Thank you for your help in court, the screen told him. It was not absolutely vital in terms of legal procedure that you appear before the judge with us, but it did strengthen our case beyond question. Hope you rested comfortably. Press the printout button for a hardcopy map of the building and the areas that directly concern you. The hallway to your left as you face this screen leads to the elevator. Manny Rivera.

That was it? A Purge detox and not even a fancy French breakfast? What a bunch of cheap-asses.

H e was reaching for the map sticking out of the printout slot when he felt the difference in the air.

The kid was standing in the doorway, dressed only in a pair of colorless jockey shorts that had passed the stage of true wearability. Kindred soul, secret words or not.

"Visual Mark," the kid said.

He shrugged.

"I've seen a lot of your stuff. I always wondered what your real name was."
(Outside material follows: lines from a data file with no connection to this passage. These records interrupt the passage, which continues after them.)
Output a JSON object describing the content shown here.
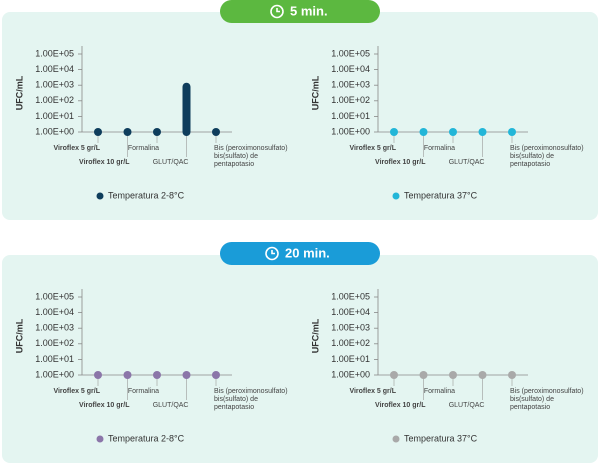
{
  "panels": [
    "5 min.",
    "20 min."
  ],
  "chart_data": [
    {
      "type": "dot",
      "y_label": "UFC/mL",
      "categories": [
        "Viroflex 5 gr/L",
        "Viroflex 10 gr/L",
        "Formalina",
        "GLUT/QAC",
        [
          "Bis (peroximonosulfato)",
          "bis(sulfato) de",
          "pentapotasio"
        ]
      ],
      "series": [
        {
          "name": "Temperatura 2-8°C",
          "color": "#0e3d5c",
          "values": [
            1,
            1,
            1,
            800,
            1
          ]
        }
      ],
      "log_scale": true,
      "ylim": [
        1,
        100000
      ],
      "yticks": [
        {
          "value": 1,
          "label": "1.00E+00"
        },
        {
          "value": 10,
          "label": "1.00E+01"
        },
        {
          "value": 100,
          "label": "1.00E+02"
        },
        {
          "value": 1000,
          "label": "1.00E+03"
        },
        {
          "value": 10000,
          "label": "1.00E+04"
        },
        {
          "value": 100000,
          "label": "1.00E+05"
        }
      ]
    },
    {
      "type": "dot",
      "y_label": "UFC/mL",
      "categories": [
        "Viroflex 5 gr/L",
        "Viroflex 10 gr/L",
        "Formalina",
        "GLUT/QAC",
        [
          "Bis (peroximonosulfato)",
          "bis(sulfato) de",
          "pentapotasio"
        ]
      ],
      "series": [
        {
          "name": "Temperatura 37°C",
          "color": "#22b6d8",
          "values": [
            1,
            1,
            1,
            1,
            1
          ]
        }
      ],
      "log_scale": true,
      "ylim": [
        1,
        100000
      ],
      "yticks": [
        {
          "value": 1,
          "label": "1.00E+00"
        },
        {
          "value": 10,
          "label": "1.00E+01"
        },
        {
          "value": 100,
          "label": "1.00E+02"
        },
        {
          "value": 1000,
          "label": "1.00E+03"
        },
        {
          "value": 10000,
          "label": "1.00E+04"
        },
        {
          "value": 100000,
          "label": "1.00E+05"
        }
      ]
    },
    {
      "type": "dot",
      "y_label": "UFC/mL",
      "categories": [
        "Viroflex 5 gr/L",
        "Viroflex 10 gr/L",
        "Formalina",
        "GLUT/QAC",
        [
          "Bis (peroximonosulfato)",
          "bis(sulfato) de",
          "pentapotasio"
        ]
      ],
      "series": [
        {
          "name": "Temperatura 2-8°C",
          "color": "#8b76a9",
          "values": [
            1,
            1,
            1,
            1,
            1
          ]
        }
      ],
      "log_scale": true,
      "ylim": [
        1,
        100000
      ],
      "yticks": [
        {
          "value": 1,
          "label": "1.00E+00"
        },
        {
          "value": 10,
          "label": "1.00E+01"
        },
        {
          "value": 100,
          "label": "1.00E+02"
        },
        {
          "value": 1000,
          "label": "1.00E+03"
        },
        {
          "value": 10000,
          "label": "1.00E+04"
        },
        {
          "value": 100000,
          "label": "1.00E+05"
        }
      ]
    },
    {
      "type": "dot",
      "y_label": "UFC/mL",
      "categories": [
        "Viroflex 5 gr/L",
        "Viroflex 10 gr/L",
        "Formalina",
        "GLUT/QAC",
        [
          "Bis (peroximonosulfato)",
          "bis(sulfato) de",
          "pentapotasio"
        ]
      ],
      "series": [
        {
          "name": "Temperatura 37°C",
          "color": "#a9a9a9",
          "values": [
            1,
            1,
            1,
            1,
            1
          ]
        }
      ],
      "log_scale": true,
      "ylim": [
        1,
        100000
      ],
      "yticks": [
        {
          "value": 1,
          "label": "1.00E+00"
        },
        {
          "value": 10,
          "label": "1.00E+01"
        },
        {
          "value": 100,
          "label": "1.00E+02"
        },
        {
          "value": 1000,
          "label": "1.00E+03"
        },
        {
          "value": 10000,
          "label": "1.00E+04"
        },
        {
          "value": 100000,
          "label": "1.00E+05"
        }
      ]
    }
  ]
}
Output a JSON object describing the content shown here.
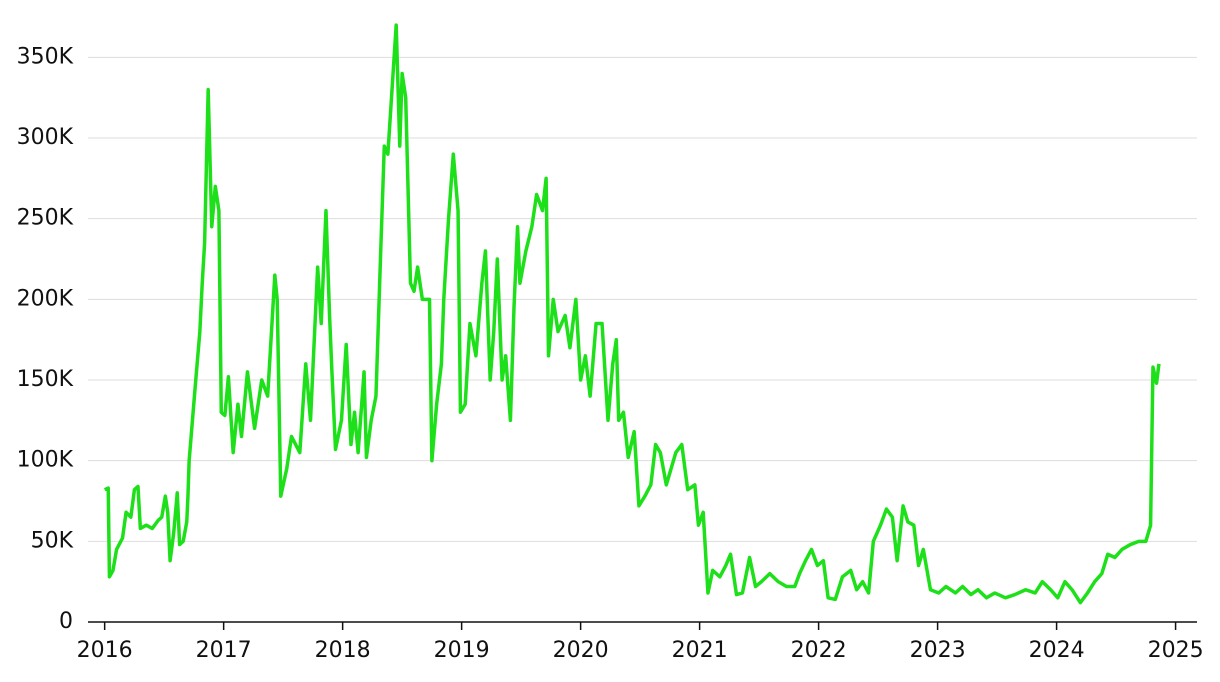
{
  "chart_data": {
    "type": "line",
    "color": "#1ee01a",
    "grid": true,
    "xlim": [
      2015.86,
      2025.18
    ],
    "xticks": [
      2016,
      2017,
      2018,
      2019,
      2020,
      2021,
      2022,
      2023,
      2024,
      2025
    ],
    "ylim": [
      0,
      375000
    ],
    "yticks": [
      {
        "value": 0,
        "label": "0"
      },
      {
        "value": 50000,
        "label": "50K"
      },
      {
        "value": 100000,
        "label": "100K"
      },
      {
        "value": 150000,
        "label": "150K"
      },
      {
        "value": 200000,
        "label": "200K"
      },
      {
        "value": 250000,
        "label": "250K"
      },
      {
        "value": 300000,
        "label": "300K"
      },
      {
        "value": 350000,
        "label": "350K"
      }
    ],
    "x": [
      2016.0,
      2016.03,
      2016.04,
      2016.07,
      2016.1,
      2016.15,
      2016.18,
      2016.22,
      2016.25,
      2016.28,
      2016.3,
      2016.35,
      2016.4,
      2016.45,
      2016.48,
      2016.51,
      2016.53,
      2016.55,
      2016.58,
      2016.61,
      2016.63,
      2016.66,
      2016.69,
      2016.7,
      2016.71,
      2016.76,
      2016.8,
      2016.82,
      2016.84,
      2016.87,
      2016.9,
      2016.93,
      2016.96,
      2016.98,
      2017.01,
      2017.04,
      2017.08,
      2017.12,
      2017.15,
      2017.2,
      2017.26,
      2017.32,
      2017.37,
      2017.43,
      2017.45,
      2017.48,
      2017.53,
      2017.57,
      2017.64,
      2017.69,
      2017.73,
      2017.79,
      2017.82,
      2017.86,
      2017.89,
      2017.91,
      2017.94,
      2017.99,
      2018.03,
      2018.07,
      2018.1,
      2018.13,
      2018.18,
      2018.2,
      2018.24,
      2018.28,
      2018.32,
      2018.35,
      2018.38,
      2018.45,
      2018.48,
      2018.5,
      2018.53,
      2018.57,
      2018.6,
      2018.63,
      2018.67,
      2018.73,
      2018.75,
      2018.79,
      2018.83,
      2018.85,
      2018.89,
      2018.93,
      2018.97,
      2018.99,
      2019.03,
      2019.07,
      2019.12,
      2019.17,
      2019.2,
      2019.24,
      2019.27,
      2019.3,
      2019.34,
      2019.37,
      2019.41,
      2019.44,
      2019.47,
      2019.49,
      2019.54,
      2019.59,
      2019.63,
      2019.68,
      2019.71,
      2019.73,
      2019.77,
      2019.81,
      2019.87,
      2019.91,
      2019.96,
      2020.0,
      2020.04,
      2020.08,
      2020.13,
      2020.18,
      2020.23,
      2020.27,
      2020.3,
      2020.32,
      2020.36,
      2020.4,
      2020.45,
      2020.49,
      2020.54,
      2020.59,
      2020.63,
      2020.67,
      2020.72,
      2020.76,
      2020.8,
      2020.85,
      2020.9,
      2020.96,
      2020.99,
      2021.03,
      2021.07,
      2021.11,
      2021.17,
      2021.22,
      2021.26,
      2021.31,
      2021.36,
      2021.42,
      2021.47,
      2021.52,
      2021.59,
      2021.66,
      2021.73,
      2021.8,
      2021.84,
      2021.89,
      2021.94,
      2021.99,
      2022.04,
      2022.08,
      2022.14,
      2022.2,
      2022.27,
      2022.32,
      2022.37,
      2022.42,
      2022.46,
      2022.52,
      2022.57,
      2022.62,
      2022.66,
      2022.71,
      2022.75,
      2022.8,
      2022.84,
      2022.88,
      2022.94,
      2023.01,
      2023.07,
      2023.15,
      2023.21,
      2023.28,
      2023.34,
      2023.41,
      2023.48,
      2023.57,
      2023.65,
      2023.74,
      2023.82,
      2023.88,
      2023.95,
      2024.01,
      2024.07,
      2024.13,
      2024.2,
      2024.26,
      2024.32,
      2024.38,
      2024.43,
      2024.49,
      2024.55,
      2024.62,
      2024.69,
      2024.75,
      2024.79,
      2024.81,
      2024.84,
      2024.86
    ],
    "values": [
      82000,
      83000,
      28000,
      32000,
      45000,
      52000,
      68000,
      65000,
      82000,
      84000,
      58000,
      60000,
      58000,
      63000,
      65000,
      78000,
      68000,
      38000,
      55000,
      80000,
      48000,
      50000,
      62000,
      78000,
      100000,
      145000,
      180000,
      210000,
      235000,
      330000,
      245000,
      270000,
      255000,
      130000,
      128000,
      152000,
      105000,
      135000,
      115000,
      155000,
      120000,
      150000,
      140000,
      215000,
      200000,
      78000,
      95000,
      115000,
      105000,
      160000,
      125000,
      220000,
      185000,
      255000,
      190000,
      155000,
      107000,
      125000,
      172000,
      110000,
      130000,
      105000,
      155000,
      102000,
      125000,
      140000,
      230000,
      295000,
      290000,
      370000,
      295000,
      340000,
      325000,
      210000,
      205000,
      220000,
      200000,
      200000,
      100000,
      135000,
      160000,
      200000,
      250000,
      290000,
      255000,
      130000,
      135000,
      185000,
      165000,
      210000,
      230000,
      150000,
      180000,
      225000,
      150000,
      165000,
      125000,
      195000,
      245000,
      210000,
      230000,
      245000,
      265000,
      255000,
      275000,
      165000,
      200000,
      180000,
      190000,
      170000,
      200000,
      150000,
      165000,
      140000,
      185000,
      185000,
      125000,
      160000,
      175000,
      125000,
      130000,
      102000,
      118000,
      72000,
      78000,
      85000,
      110000,
      105000,
      85000,
      95000,
      105000,
      110000,
      82000,
      85000,
      60000,
      68000,
      18000,
      32000,
      28000,
      35000,
      42000,
      17000,
      18000,
      40000,
      22000,
      25000,
      30000,
      25000,
      22000,
      22000,
      30000,
      38000,
      45000,
      35000,
      38000,
      15000,
      14000,
      28000,
      32000,
      20000,
      25000,
      18000,
      50000,
      60000,
      70000,
      65000,
      38000,
      72000,
      62000,
      60000,
      35000,
      45000,
      20000,
      18000,
      22000,
      18000,
      22000,
      17000,
      20000,
      15000,
      18000,
      15000,
      17000,
      20000,
      18000,
      25000,
      20000,
      15000,
      25000,
      20000,
      12000,
      18000,
      25000,
      30000,
      42000,
      40000,
      45000,
      48000,
      50000,
      50000,
      60000,
      158000,
      148000,
      160000
    ]
  }
}
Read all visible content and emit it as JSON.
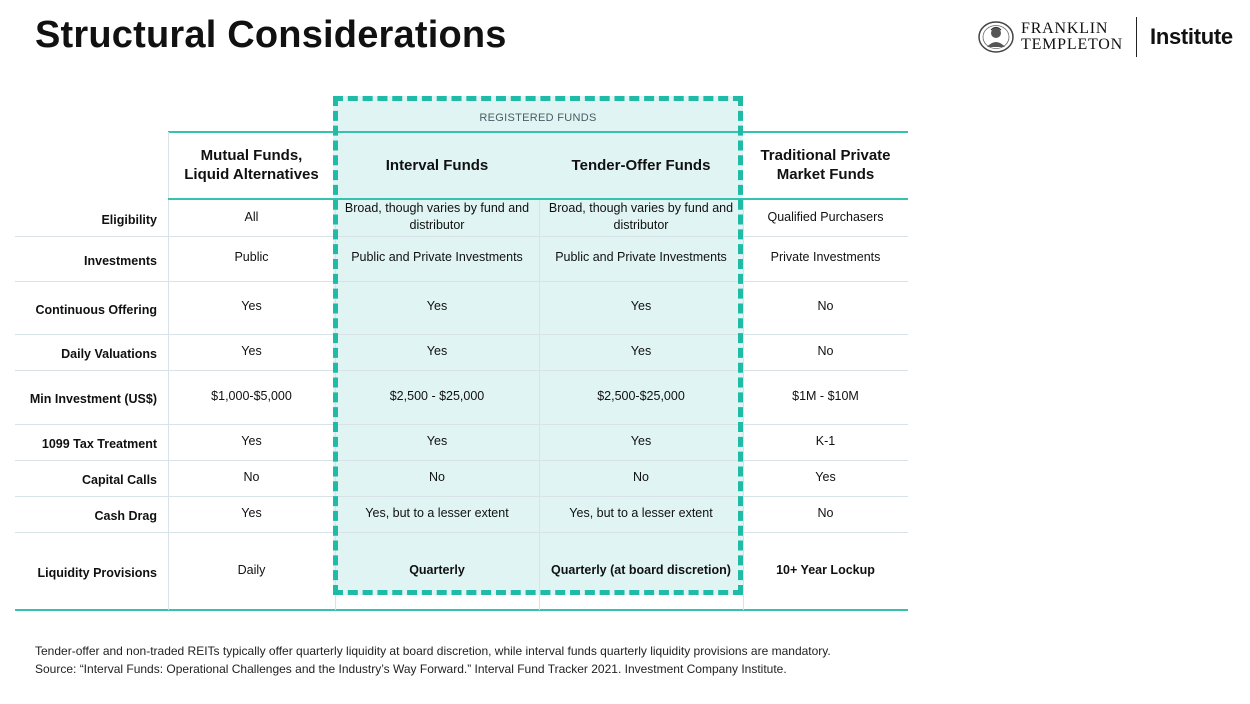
{
  "page_title": "Structural Considerations",
  "logo": {
    "brand_line1": "FRANKLIN",
    "brand_line2": "TEMPLETON",
    "suffix": "Institute",
    "seal_icon": "franklin-portrait-seal-icon"
  },
  "table": {
    "group_label": "REGISTERED FUNDS",
    "columns": [
      "Mutual Funds,\nLiquid Alternatives",
      "Interval Funds",
      "Tender-Offer Funds",
      "Traditional Private\nMarket Funds"
    ],
    "rows": [
      {
        "label": "Eligibility",
        "cells": [
          "All",
          "Broad, though varies by fund and distributor",
          "Broad, though varies by fund and distributor",
          "Qualified Purchasers"
        ]
      },
      {
        "label": "Investments",
        "cells": [
          "Public",
          "Public and Private Investments",
          "Public and Private Investments",
          "Private Investments"
        ]
      },
      {
        "label": "Continuous Offering",
        "cells": [
          "Yes",
          "Yes",
          "Yes",
          "No"
        ]
      },
      {
        "label": "Daily Valuations",
        "cells": [
          "Yes",
          "Yes",
          "Yes",
          "No"
        ]
      },
      {
        "label": "Min Investment (US$)",
        "cells": [
          "$1,000-$5,000",
          "$2,500 - $25,000",
          "$2,500-$25,000",
          "$1M - $10M"
        ]
      },
      {
        "label": "1099 Tax Treatment",
        "cells": [
          "Yes",
          "Yes",
          "Yes",
          "K-1"
        ]
      },
      {
        "label": "Capital Calls",
        "cells": [
          "No",
          "No",
          "No",
          "Yes"
        ]
      },
      {
        "label": "Cash Drag",
        "cells": [
          "Yes",
          "Yes, but to a lesser extent",
          "Yes, but to a lesser extent",
          "No"
        ]
      },
      {
        "label": "Liquidity Provisions",
        "cells": [
          "Daily",
          "Quarterly",
          "Quarterly (at board discretion)",
          "10+ Year Lockup"
        ]
      }
    ]
  },
  "footnote": {
    "line1": "Tender-offer and non-traded REITs typically offer quarterly liquidity at board discretion, while interval funds quarterly liquidity provisions are mandatory.",
    "line2": "Source: “Interval Funds: Operational Challenges and the Industry’s Way Forward.” Interval Fund Tracker 2021. Investment Company Institute."
  },
  "colors": {
    "accent_teal": "#1fbba6",
    "registered_fill": "#dff4f3"
  }
}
Mark gave a short laugh. "Who fucking knows? I lost track of that a while ago." Not quite true; some of the stuff he'd toxed out on in the past had had some bizarre lasting effects, but he could remember his real name, if he tried. Mostly, the effort was incompatible with the sound track.

"Yah," the kid said. "Well." He stared distractedly at a spot on the carpet about midway between them.

"Listen, guy-" Mark made a move toward him and stopped. It wasn't like he could help. The kid had said the secret words, and that had locked things up. He shook his head. "Guy, it's a stone-home Schrodinger world." He stuffed the map in his shirt pocket and headed for the elevator.